YOUR KAYA - nowa marka stworzona specjalnie dla kobiet

13:56:00 Szafa Zapachów 8 Comments

Hej kochani!
Dziś przychodzę do Was z trochę inną recenzją niż do tej pory. Jakiś czas temu przez przypadek trafiłam na stronę firmy Your Kaya. Wczytałam się w ich przesłanie i powiem wam że mnie przekonali. Jest to sklep, gdzie możemy kupić wszelkie środki higieniczne dla kobiet, a także kosmetyki, czy świeczki i wszystko to nieszkodzące środowisku. Postanowiłam wypróbować kilka ich rzeczy i w ten oto sposób stałam się bogatsza o wkładki higieniczne, płyn do higieny intymnej oraz olejek intymny. Zapraszam na ich recenzję!


Patrząc na ceny produktów firmy Your Kaya, mogę powiedzieć, że są one dosyć wysokie. Za 20 sztuk wkładek higienicznych trzeba zapłacić 16,70zł, płyn do higieny intymnej kosztuje 16,70zł, a olejek intymny 54,50zł. Ale idźmy dalej, jak jest z działaniem?




Wkładki higieniczne są całkiem porządnie zrobione. Jak widzicie na zdjęciu są bardzo cienkie, przez co bardzo komfortowo się ich używa. Są też bardzo  delikatne i nie powodują podrażnień. Wkładki nie są barwione chlorem, a więc są bezpieczniejsze i zdrowsze od tych typowo drogeryjnych, jednak podczas ich używania nie zauważyłam jakiejś różnicy między nimi.



Płyn do higieny intymnej bardzo miło mnie zaskoczył. Na początek zdecydowałam się na mniejszą buteleczkę o pojemności 250ml, ale mamy też do wyboru 500ml. Dodatkowo dokupiłam sobie do niej pompkę, ponieważ o wiele łatwiej jest mi wtedy używać tego typu kosmetyków. Na pewno zauważyłyście jak prostą szatę graficzną ma cała marka. Jednym może się to podobać, innym nie. Mi osobiście bardzo to odpowiada, ponieważ wszystko jest bardzo proste, schludne i czytelne. Płyn jest kosmetykiem bezzapachowym. Ma fajną żelową konsystencję i jest naprawdę mega wydajny. Dzięki zawartości aloesu jest bardzo łagodny i nie podrażnia. Wręcz łagodzi wszelkie podrażnienia i super odświeża. Dodatkowo można go stosować nawet do ciała i włosów, choć akurat tego na sobie nie próbowałam :D Jestem z niego naprawdę zadowolona. 

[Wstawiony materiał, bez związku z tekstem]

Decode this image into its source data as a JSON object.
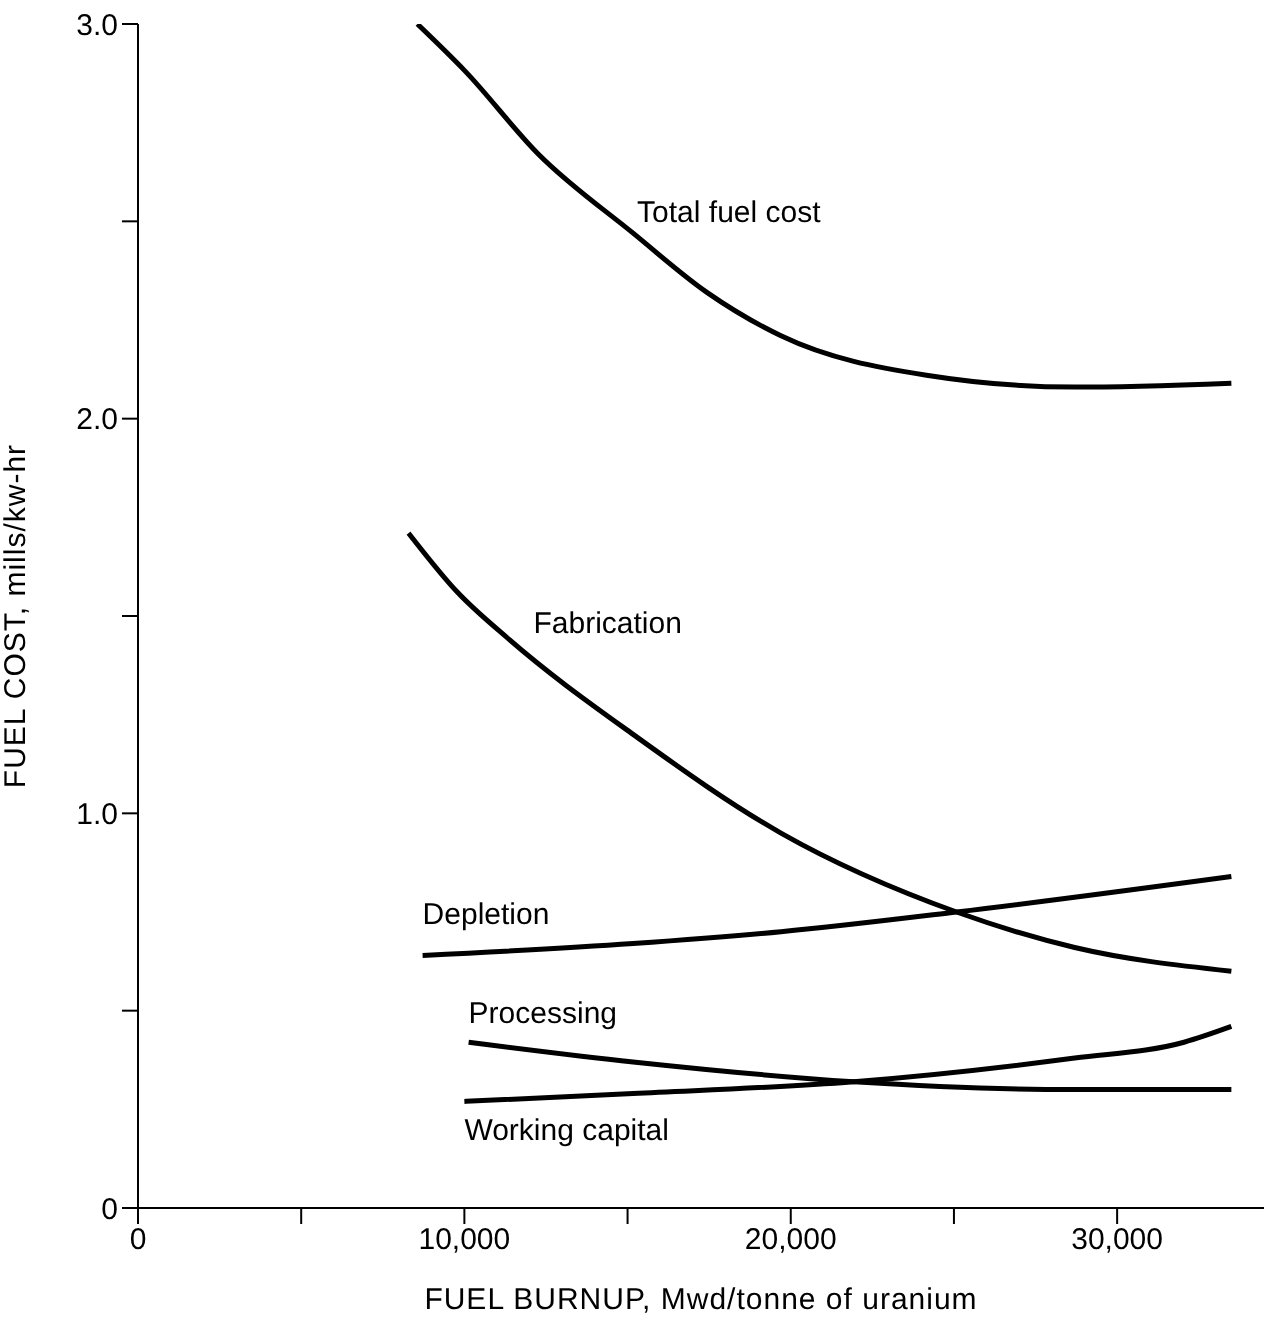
{
  "chart_data": {
    "type": "line",
    "xlabel": "FUEL BURNUP, Mwd/tonne of uranium",
    "ylabel": "FUEL COST, mills/kw-hr",
    "xlim": [
      0,
      34500
    ],
    "xticks": [
      0,
      {
        "value": 5000,
        "label": null
      },
      {
        "value": 10000,
        "label": "10,000"
      },
      {
        "value": 15000,
        "label": null
      },
      {
        "value": 20000,
        "label": "20,000"
      },
      {
        "value": 25000,
        "label": null
      },
      {
        "value": 30000,
        "label": "30,000"
      }
    ],
    "ylim": [
      0,
      3
    ],
    "yticks": [
      0,
      {
        "value": 0.5,
        "label": null
      },
      {
        "value": 1,
        "label": "1.0"
      },
      {
        "value": 1.5,
        "label": null
      },
      {
        "value": 2,
        "label": "2.0"
      },
      {
        "value": 2.5,
        "label": null
      },
      {
        "value": 3,
        "label": "3.0"
      }
    ],
    "marker": "none",
    "line_style": "solid",
    "series": [
      {
        "name": "Total fuel cost",
        "color": "#000000",
        "x": [
          8560,
          10030,
          12270,
          15170,
          17430,
          19700,
          24160,
          28700,
          33500
        ],
        "values": [
          3.0,
          2.88,
          2.67,
          2.47,
          2.32,
          2.21,
          2.11,
          2.08,
          2.09
        ]
      },
      {
        "name": "Fabrication",
        "color": "#000000",
        "x": [
          8290,
          9790,
          11380,
          15170,
          19700,
          25080,
          28700,
          33500
        ],
        "values": [
          1.71,
          1.56,
          1.44,
          1.2,
          0.95,
          0.75,
          0.66,
          0.6
        ]
      },
      {
        "name": "Depletion",
        "color": "#000000",
        "x": [
          8720,
          15170,
          19700,
          25080,
          33500
        ],
        "values": [
          0.64,
          0.67,
          0.7,
          0.75,
          0.84
        ]
      },
      {
        "name": "Processing",
        "color": "#000000",
        "x": [
          10130,
          15170,
          21930,
          28700,
          33500
        ],
        "values": [
          0.42,
          0.37,
          0.32,
          0.3,
          0.3
        ]
      },
      {
        "name": "Working capital",
        "color": "#000000",
        "x": [
          10000,
          15170,
          21930,
          28700,
          32050,
          33500
        ],
        "values": [
          0.27,
          0.29,
          0.32,
          0.38,
          0.42,
          0.46
        ]
      }
    ]
  }
}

No i na koniec olejek intymny. A co to w ogóle takie jest? Jest to kosmetyk, który pełni wiele funkcji. Można stosować go w okolicach bikini po depilacji  w celu ukojenia skóry, można też użyć go na nogi, czy na wszelkie partie ciała mocno przesuszone bądź podrażnione. Mieści się on w 30ml, szklanej buteleczce. Ma wygodny dozownik w formie pipety, która znacznie ułatwia jego aplikację. Olejek w moim odczuciu jest praktycznie bezzapachowy. Zawiera olej z nasion konopi, olej ze słodkich migdałów, olej jojoba, ekstrakt z nagietka oraz aloes. Wszystkie te składniki sprawiają, że olejek naprawdę świetnie koi podrażnioną skórę. Dodatkowo niesamowicie szybko się wchłania i nie pozostawia nie wiadomo jak tłustej powłoczki. Zaskoczył mnie też swoją niesamowitą wydajnością. Zazwyczaj starcza mi jedna kropelka żeby posmarować nim konkretne miejsce na ciele. Jest to naprawdę fajny produkt, jednak czy wart aż tyle pieniędzy? 


Podsumowując, jestem naprawdę zadowolona z każdego z tych produktów. Cenię sobie ich dobry skład, jednak np. dobry składowo żel go higieny intymnej możemy też kupić w Rossmannie za 4zł - Facelle, więc czy warto przepłacać? Jakie jest wasze zdanie? Znacie produkty firmy Your Kaya?